The Self-Care Support Programme will encourage sites to provide personalised support via care planning, and a menu of support options, so that people living with long term conditions feel more confident to manage their own health and wellbeing and will be less likely to have episodes of unplanned care.
My view is that the Self-Care Support Programme should work alongside another key NHS change programme – the Integrated Personal Commissioning (IPC) programme. Fundamental to IPC is that it supports people with some of the most complex needs in the country to take a more active role in their care, including through the use of Personal Health Budgets and integrated personal budgets.
The infrastructure needed to deliver the self-care support and integrated personal commissioning programmes overlaps significantly, so Sustainability and Transformation Plan (STP) areas will not need to put two separate work streams in place. As an STP leader myself, this makes perfect sense.
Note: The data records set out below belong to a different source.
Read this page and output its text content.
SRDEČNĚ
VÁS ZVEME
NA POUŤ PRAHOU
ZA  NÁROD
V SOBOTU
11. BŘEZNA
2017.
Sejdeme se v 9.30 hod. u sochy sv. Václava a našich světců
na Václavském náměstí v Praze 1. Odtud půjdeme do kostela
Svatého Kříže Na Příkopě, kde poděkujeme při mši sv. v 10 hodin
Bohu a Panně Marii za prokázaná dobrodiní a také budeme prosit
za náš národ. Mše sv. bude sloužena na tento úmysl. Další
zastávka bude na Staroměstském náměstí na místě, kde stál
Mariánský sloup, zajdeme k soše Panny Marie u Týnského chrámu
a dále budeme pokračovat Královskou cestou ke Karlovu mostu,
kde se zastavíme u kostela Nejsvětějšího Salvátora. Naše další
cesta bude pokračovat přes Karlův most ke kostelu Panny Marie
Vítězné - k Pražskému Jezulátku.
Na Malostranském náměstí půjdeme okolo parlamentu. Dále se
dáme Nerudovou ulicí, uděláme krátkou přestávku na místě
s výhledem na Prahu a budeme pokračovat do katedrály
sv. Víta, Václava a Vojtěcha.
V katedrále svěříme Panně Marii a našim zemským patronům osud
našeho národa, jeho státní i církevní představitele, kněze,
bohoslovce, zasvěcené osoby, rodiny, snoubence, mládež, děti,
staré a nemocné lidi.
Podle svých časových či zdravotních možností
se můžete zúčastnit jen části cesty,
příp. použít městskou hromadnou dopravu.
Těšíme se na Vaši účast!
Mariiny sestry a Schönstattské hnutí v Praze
To end where we began, we now have the opportunity to support our population to become engaged in managing their health and care, and it is our job to help the system to make it happen.
I am delighted by today’s announcement that 37 sites, including Integrated Personal Commissioning sites across England will receive PAM licences to understand the activation level of their local populations so that they can begin to tailor their services to support people on a ‘journey of activation’.
He has researched and published widely on self-management support, shared decision making, care planning, co-production, patient activation and patient engagement.
Alf has worked with others to develop a number of measures of person-centred care, including the ‘clinician support for patient activation measure’.
He has a visiting professorship in person-centred care from Coventry University and Honorary Fellowships at the Royal College of Physicians and the Royal College of General Practitioners.